Выбрать главу

Хлопоча около хроматографа (а он у нас такой, что если его раскочегаришь, то уж нельзя отходить), я соображал: какой же это, к черту, переворот? Переворот — значит, кого-то сваливают, свергают. А здесь-то все на своих местах, при своих креслах. Одного только президента где-то заперли и врут, будто болен. Но не валят и со временем, вероятно, тоже вернут. И тут я смекнул: все равно — настоящий переворот. Только свергают не начальников, а нас, возомнившее о себе простонародье. Моего друга Мишу, который вздумал устроить независимое издательство; Гену, который не пропускает ни одного митинга; Илью, который из мэнээсов взлетел в депутаты. Да и меня, сочиняющего вольнодумные повести. Танки, десантники и прочая неодолимая сила — все это прикатило специально для нас. Какая честь, едрить их!

Назавтра уж митинга не пропустил. Добираясь с друзьями до "Баррикадной" (надо же, какое прозорливое название!), ожидал увидеть у "Белого дома" воинственную, но небольшую кучку диссидентов. А застал громадное, по-московски шумное и благодушное сборище. Никогда, а особенно в последние взвинченные годы, не видел соотечественников такими внимательными друг к Другу, такими, если угодно, сентиментальными. О таком состоянии толпы приходилось разве что читать в книжках про девятьсот пятый год, когда и стояли здесь те, прославленные в названии станции метро, баррикады; когда даже охотнорядцы прибегали, спрашивая, не надо ли чем помочь…

Нынешние баррикады, кстати, показались, на инженерный глаз, несерьезными, декоративными. Хороший бульдозер своротил бы их в пять минут. Ребята, впрочем, потом говорили, что к ночи туда основательно подсыпали разного тяжелого материала вплоть до нескольких машин расположенного по соседству американского посольства (потом, конечно, принесли США официальные извинения).

Правду сказать, я не больно-то люблю маячить в толпе. Растворяться в ней не привык, а инородное тело она вынюхивает звериным чутьем — и отторгает. Однако здесь, слушая яростные, не всегда искусные речи, растворялся с полным блаженством. Незнакомые люди совали мне листовки, воззвания, приглашали послушать карманный приемник (как раз заговорило встреченное восторженным гулом "Эхо Москвы"). Я же оделял их сушками, которые наша хозяйственная компания прихватила из лаборатории. Становилось ясно, что путч не пройдет. Такие дела проворачивают либо мигом, либо никогда. Однако пустить кровь, и немалую, эти дуболомы еще могут. Каких-то сильных чувств команда, обозначившая себя как "советское руководство", у меня не вызывала; не тянули они на сильные чувства.

Это ощущение не было новым. Давным-давно, сначала бессловесно, а потом и вполне осознанно я пришел к такой формуле: если ты не держишь этих людей за людей — так не ешь же из их рук, не покупайся на должности, премии или какую-нибудь загранку. Держатели командных высот уже не были педантичны в людоедстве, их разъедала изнеженность, и такая несложная философия позволяла мирно жить на общих основаниях, берясь лишь за ту работу, которой можно не стыдиться. Думаю, я не один такой. Российские жители все-таки не стали еще поголовными пьяницами, за бутылку готовыми на любой беспредел. Посмотрите, сколько кругом надежных, знающих свое дело мужиков, всегда согласных трудиться на совесть за честную плату. Если, конечно, их не заставляют клепать какие-нибудь наручники… Такие люди (это — к вопросу о нынешних абсурдных дискуссиях) давно созрели для рынка, да, по существу, и раньше жили по его законам.

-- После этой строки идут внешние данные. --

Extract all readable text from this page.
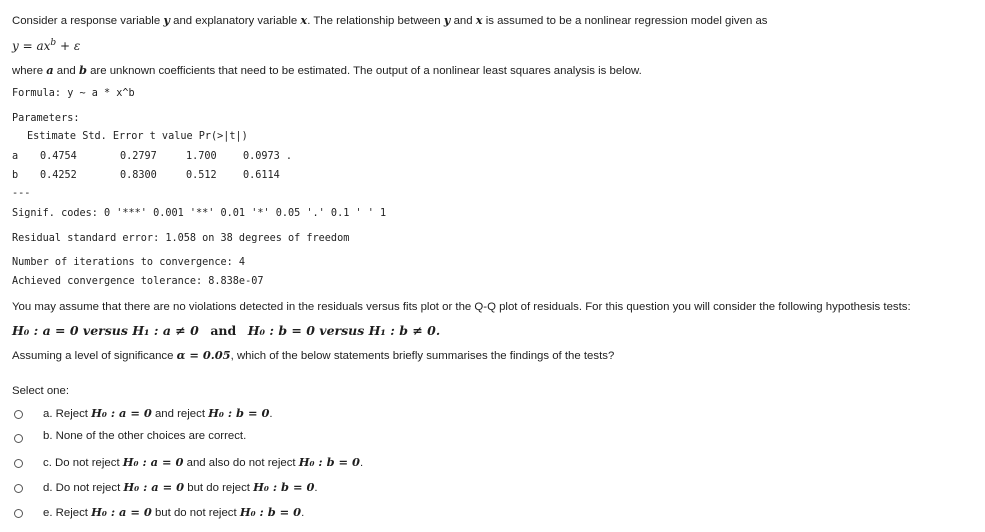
Consider a response variable y and explanatory variable x. The relationship between y and x is assumed to be a nonlinear regression model given as
$y = ax^b + \varepsilon$
where a and b are unknown coefficients that need to be estimated. The output of a nonlinear least squares analysis is below.
Formula: y ~ a * x^b
Parameters:
Estimate Std. Error t value Pr(>|t|)
a 0.4754	0.2797	1.700	0.0973 .
b 0.4252	0.8300	0.512	0.6114
---
Signif. codes: 0 '***' 0.001 '**' 0.01 '*' 0.05 '.' 0.1 ' ' 1
Residual standard error: 1.058 on 38 degrees of freedom
Number of iterations to convergence: 4
Achieved convergence tolerance: 8.838e-07
You may assume that there are no violations detected in the residuals versus fits plot or the Q-Q plot of residuals. For this question you will consider the following hypothesis tests:
H₀ : a = 0 versus H₁ : a ≠ 0 and H₀ : b = 0 versus H₁ : b ≠ 0.
Assuming a level of significance α = 0.05, which of the below statements briefly summarises the findings of the tests?
Select one:
a. Reject H₀ : a = 0 and reject H₀ : b = 0.
b. None of the other choices are correct.
c. Do not reject H₀ : a = 0 and also do not reject H₀ : b = 0.
d. Do not reject H₀ : a = 0 but do reject H₀ : b = 0.
e. Reject H₀ : a = 0 but do not reject H₀ : b = 0.
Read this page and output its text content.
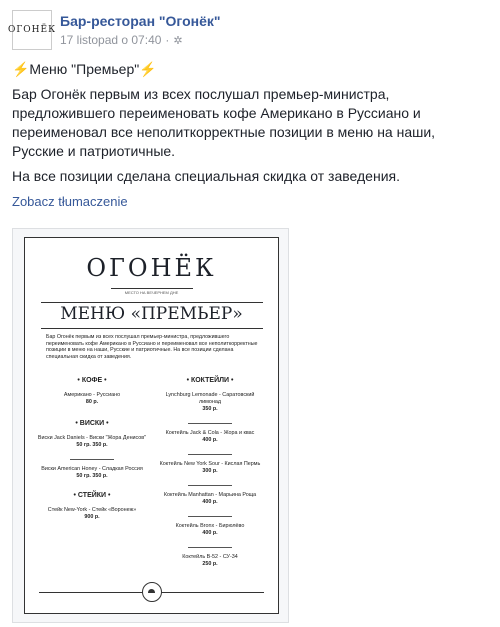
ОГОНЁК
Бар-ресторан "Огонёк"
17 listopad o 07:40 · ✲

⚡️Меню "Премьер"⚡️

Бар Огонёк первым из всех послушал премьер-министра, предложившего переименовать кофе Американо в Руссиано и переименовал все неполиткорректные позиции в меню на наши, Русские и патриотичные.

На все позиции сделана специальная скидка от заведения.

Zobacz tłumaczenie
ОГОНЁК
МЕСТО НА ВЕЧЕРНЕМ ДНЕ
МЕНЮ «ПРЕМЬЕР»
Бар Огонёк первым из всех послушал премьер-министра, предложившего переименовать кофе Американо в Руссиано и переименовал все неполиткорректные позиции в меню на наши, Русские и патриотичные. На все позиции сделана специальная скидка от заведения.
• КОФЕ •
Американо - Руссиано
80 р.
• ВИСКИ •
Виски Jack Daniels - Виски "Жора Денисов"
50 гр. 350 р.
Виски American Honey - Сладкая Россия
50 гр. 350 р.
• СТЕЙКИ •
Стейк New-York - Стейк «Воронеж»
900 р.
• КОКТЕЙЛИ •
Lynchburg Lemonade - Саратовский лимонад
350 р.
Коктейль Jack & Cola - Жора и квас
400 р.
Коктейль New York Sour - Кислая Пермь
300 р.
Коктейль Manhattan - Марьина Роща
400 р.
Коктейль Bronx - Бирюлёво
400 р.
Коктейль B-52 - СУ-34
250 р.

Вечером я услыхал по радио сначала приказ о комендантском часе, потом призыв снова собраться у "Белого дома". Засобирался было, но меня отговорила жена: зачем, мол, суетиться тебе, пожилому дядьке, там ведь полно молодежи. История эта, может, еще надолго, не последняя ночь, ребята устанут, им понадобится смена. Дал себя уговорить, но всю ночь ворочался. Наутро она меня успокоила: все спокойно, радио сообщает — штурма не было.

Снова пошел на работу, куда явились и те, кто бессонно стоял у баррикады. От них узнал, что было не так уж спокойно, есть убитые… Там было много наших, рядовых из Академии наук. Ведь пугливые старцы из ее президиума — каста очень малочисленная.

Кликнули на собрание, и народ наконец-то стал обсуждать, как бы поставить дело порядочным образом. Составить список дружины с твердым графиком дежурств, комитеты по сбору медикаментов и еды; раздобыть транспорт… Замдиректора: администрация института готова помочь всем, чем может. Есть автобус — берите его; собирайте противогазы — они могут пригодиться. Тут же выступают те, кто еще не вышел из партии, — объявляют, что теперь уж точно выходят (а ГКЧП и ЦК еще вроде царствуют).